|Program in Course Redesign
The University of Tennessee, Knoxville
The University of Tennessee, Knoxville plans to redesign Intermediate Spanish Transition, an introductory language course in which over 60 percent of approximately 3900 entering freshmen are placed based on scores on the university's standardized Spanish Placement Test. The course has experienced phenomenal growth in enrollment. In 1994, 378 students enrolled for the course. In the 1999-2000 academic year, 1539 students registered for the course in the 57 sections offered. Because of this increased demand, many students are unable to register for the course until their junior or senior years. Consequently, Intermediate Spanish Transition experiences large enrollments and is always oversubscribed.
The most significant academic problem in this course is that approximately 85 percent of in-class time consists of faculty explaining and students practicing grammar and vocabulary instead of devoting an equal or increased amount of time to practicing the expressive skills of speaking and writing. Current theories of and recent research in second language acquisition indicate that learners cannot simply listen to input (i.e., practicing grammar and vocabulary). They must be active conversational participants who interact and negotiate the type of input they receive in order to acquire language. Also, in the current structure, instructors spend an inordinate amount of time grading homework exercises, quizzes and examinations. Other problems posed by the current course structure include an insufficient number of sections to satisfy enrollment demand due to a limited number of qualified instructors to staff additional sections.
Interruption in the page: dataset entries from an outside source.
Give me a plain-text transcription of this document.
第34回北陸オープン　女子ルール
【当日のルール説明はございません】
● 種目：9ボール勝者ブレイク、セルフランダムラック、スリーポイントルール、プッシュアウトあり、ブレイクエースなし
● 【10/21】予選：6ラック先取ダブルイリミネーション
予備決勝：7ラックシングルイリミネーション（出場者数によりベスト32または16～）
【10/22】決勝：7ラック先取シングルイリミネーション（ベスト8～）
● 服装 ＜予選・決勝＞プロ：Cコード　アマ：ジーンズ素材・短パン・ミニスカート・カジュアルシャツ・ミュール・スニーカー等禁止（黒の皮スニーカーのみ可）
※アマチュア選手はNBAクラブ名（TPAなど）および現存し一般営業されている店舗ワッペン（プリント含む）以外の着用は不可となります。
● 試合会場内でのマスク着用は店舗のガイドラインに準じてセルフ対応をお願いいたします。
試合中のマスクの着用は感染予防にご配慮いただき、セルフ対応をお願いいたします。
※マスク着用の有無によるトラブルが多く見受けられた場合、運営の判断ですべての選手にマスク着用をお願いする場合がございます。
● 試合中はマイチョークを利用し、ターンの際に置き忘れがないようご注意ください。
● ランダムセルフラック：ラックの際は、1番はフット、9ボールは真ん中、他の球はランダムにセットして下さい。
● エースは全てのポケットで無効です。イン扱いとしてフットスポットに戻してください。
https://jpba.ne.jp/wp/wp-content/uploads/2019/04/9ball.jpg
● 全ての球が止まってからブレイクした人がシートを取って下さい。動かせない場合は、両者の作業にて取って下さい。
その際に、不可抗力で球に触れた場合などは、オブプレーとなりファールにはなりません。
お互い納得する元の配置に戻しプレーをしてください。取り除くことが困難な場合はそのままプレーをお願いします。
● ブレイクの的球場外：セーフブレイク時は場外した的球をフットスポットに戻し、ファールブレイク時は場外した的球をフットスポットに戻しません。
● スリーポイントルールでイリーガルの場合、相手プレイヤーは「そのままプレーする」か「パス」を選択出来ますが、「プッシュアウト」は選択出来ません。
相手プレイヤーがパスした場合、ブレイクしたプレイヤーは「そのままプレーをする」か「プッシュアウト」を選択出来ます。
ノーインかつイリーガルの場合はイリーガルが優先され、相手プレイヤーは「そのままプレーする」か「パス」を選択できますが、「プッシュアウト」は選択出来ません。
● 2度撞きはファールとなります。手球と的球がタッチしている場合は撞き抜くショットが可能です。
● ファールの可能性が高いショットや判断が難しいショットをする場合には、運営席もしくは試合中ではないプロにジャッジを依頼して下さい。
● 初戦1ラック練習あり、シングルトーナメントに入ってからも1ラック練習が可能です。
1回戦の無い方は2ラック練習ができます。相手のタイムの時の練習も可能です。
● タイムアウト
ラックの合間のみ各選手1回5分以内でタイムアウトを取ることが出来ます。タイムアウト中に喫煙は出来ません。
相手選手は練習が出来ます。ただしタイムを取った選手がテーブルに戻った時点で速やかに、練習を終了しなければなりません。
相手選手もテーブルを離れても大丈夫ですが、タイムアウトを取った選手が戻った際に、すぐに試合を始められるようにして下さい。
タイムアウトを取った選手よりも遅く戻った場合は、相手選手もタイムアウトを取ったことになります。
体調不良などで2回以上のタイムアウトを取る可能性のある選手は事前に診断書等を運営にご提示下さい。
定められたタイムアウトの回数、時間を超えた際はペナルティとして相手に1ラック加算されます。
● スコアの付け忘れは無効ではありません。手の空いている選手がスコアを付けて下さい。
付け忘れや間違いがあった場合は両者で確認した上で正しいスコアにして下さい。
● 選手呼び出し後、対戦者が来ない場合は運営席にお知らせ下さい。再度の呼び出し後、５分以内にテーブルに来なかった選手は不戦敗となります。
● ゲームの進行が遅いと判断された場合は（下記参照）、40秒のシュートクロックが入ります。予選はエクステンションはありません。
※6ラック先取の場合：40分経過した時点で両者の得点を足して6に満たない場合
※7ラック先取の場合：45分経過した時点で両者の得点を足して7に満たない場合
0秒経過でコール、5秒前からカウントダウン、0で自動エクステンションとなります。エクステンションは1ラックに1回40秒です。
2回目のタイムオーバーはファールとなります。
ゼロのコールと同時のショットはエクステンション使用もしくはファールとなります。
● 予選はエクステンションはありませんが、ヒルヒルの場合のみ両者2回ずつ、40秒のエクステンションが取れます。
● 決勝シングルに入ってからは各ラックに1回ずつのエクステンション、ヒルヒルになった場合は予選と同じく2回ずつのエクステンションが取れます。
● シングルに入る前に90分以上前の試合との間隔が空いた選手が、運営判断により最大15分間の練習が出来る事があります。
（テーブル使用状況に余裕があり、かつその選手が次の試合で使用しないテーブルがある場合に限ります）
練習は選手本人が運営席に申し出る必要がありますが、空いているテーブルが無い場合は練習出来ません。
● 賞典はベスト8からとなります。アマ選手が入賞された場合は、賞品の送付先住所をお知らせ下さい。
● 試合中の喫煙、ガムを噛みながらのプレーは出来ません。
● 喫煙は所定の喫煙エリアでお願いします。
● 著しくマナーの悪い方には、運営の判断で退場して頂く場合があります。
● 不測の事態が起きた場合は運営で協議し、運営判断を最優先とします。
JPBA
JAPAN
The redesigned course will include two types of learning approaches for students: analytical (online) and global (in class). One in-class period per week will be eliminated and replaced by online diagnostic homework exercises (grammar, vocabulary, and graded workbook assignments). Immediate feedback on all graded assignments will be given via online assessments. Students will be able to concentrate on listening and reading—important skills to develop in acquiring a foreign language.
The redesign will enhance quality by providing more active learning in the classroom. Students will use class time to interact with one other. Rather than dealing with skill-based practice in class, instructors will have more time to emphasize active speaking skills and cultural awareness. Any-time access to course materials and immediate feedback on progress will greatly assist students in self-paced work and understanding of their deficiencies. In addition, student peer teaching and collaborative learning in assigned group activities (both online and in-class) will be encouraged.
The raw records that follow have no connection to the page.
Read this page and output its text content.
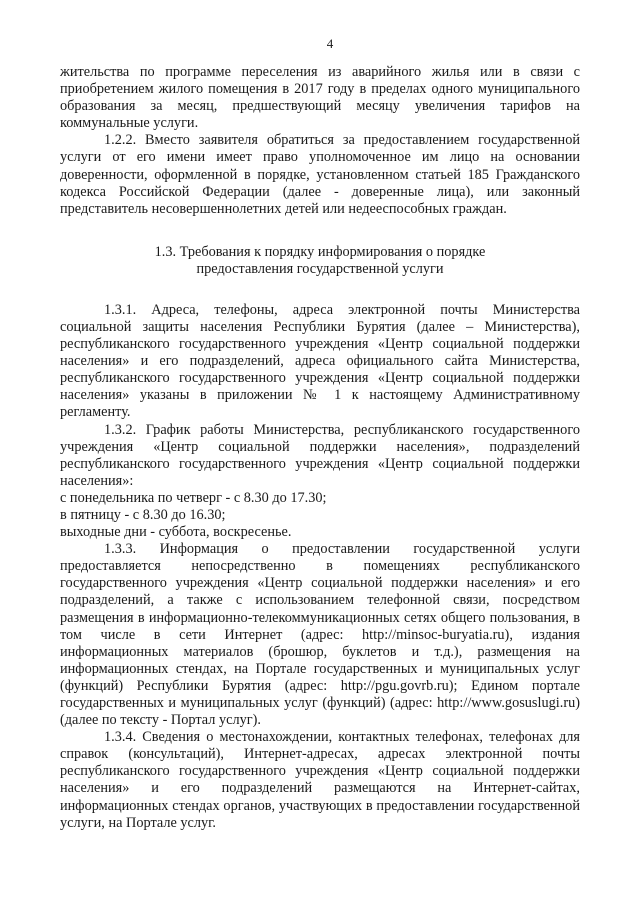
4

жительства по программе переселения из аварийного жилья или в связи с приобретением жилого помещения в 2017 году в пределах одного муниципального образования за месяц, предшествующий месяцу увеличения тарифов на коммунальные услуги.

1.2.2. Вместо заявителя обратиться за предоставлением государственной услуги от его имени имеет право уполномоченное им лицо на основании доверенности, оформленной в порядке, установленном статьей 185 Гражданского кодекса Российской Федерации (далее - доверенные лица), или законный представитель несовершеннолетних детей или недееспособных граждан.

1.3. Требования к порядку информирования о порядке
предоставления государственной услуги

1.3.1. Адреса, телефоны, адреса электронной почты Министерства социальной защиты населения Республики Бурятия (далее – Министерства), республиканского государственного учреждения «Центр социальной поддержки населения» и его подразделений, адреса официального сайта Министерства, республиканского государственного учреждения «Центр социальной поддержки населения» указаны в приложении № 1 к настоящему Административному регламенту.

1.3.2. График работы Министерства, республиканского государственного учреждения «Центр социальной поддержки населения», подразделений республиканского государственного учреждения «Центр социальной поддержки населения»:

с понедельника по четверг - с 8.30 до 17.30;

в пятницу - с 8.30 до 16.30;

выходные дни - суббота, воскресенье.

1.3.3. Информация о предоставлении государственной услуги предоставляется непосредственно в помещениях республиканского государственного учреждения «Центр социальной поддержки населения» и его подразделений, а также с использованием телефонной связи, посредством размещения в информационно-телекоммуникационных сетях общего пользования, в том числе в сети Интернет (адрес: http://minsoc-buryatia.ru), издания информационных материалов (брошюр, буклетов и т.д.), размещения на информационных стендах, на Портале государственных и муниципальных услуг (функций) Республики Бурятия (адрес: http://pgu.govrb.ru); Едином портале государственных и муниципальных услуг (функций) (адрес: http://www.gosuslugi.ru) (далее по тексту - Портал услуг).

1.3.4. Сведения о местонахождении, контактных телефонах, телефонах для справок (консультаций), Интернет-адресах, адресах электронной почты республиканского государственного учреждения «Центр социальной поддержки населения» и его подразделений размещаются на Интернет-сайтах, информационных стендах органов, участвующих в предоставлении государственной услуги, на Портале услуг.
The university will assess the impact of the redesign on learning by conducting a pilot study of the redesigned course in spring semester 2001 using four to eight sections. Student performance in both traditional and redesigned sections will be compared on midterm and final grades, pre and post-test scores on UT’s Spanish Placement Test and ABLE (the Adult Basic Learning Examination). The team will administer student satisfaction questionnaires and conduct oral interviews with a sample of students from each course environment. Students will also take a learning styles inventory, such as the SILL (Strategies Inventory of Language Learning), in order to determine if there are relationships between learning styles and language outcomes in the traditional and online course formats.
The redesign will produce cost savings by offering one-third more sections of the course with significantly reduced labor costs. The cost-per-student will be reduced from $109 to $28. Labor costs will decrease as a result of graduate assistants assuming teaching responsibility for more sections and the elimination of one in-class meeting per week for each section. The university will be able to serve 513 additional students in this model while saving approximately $110,236 annually.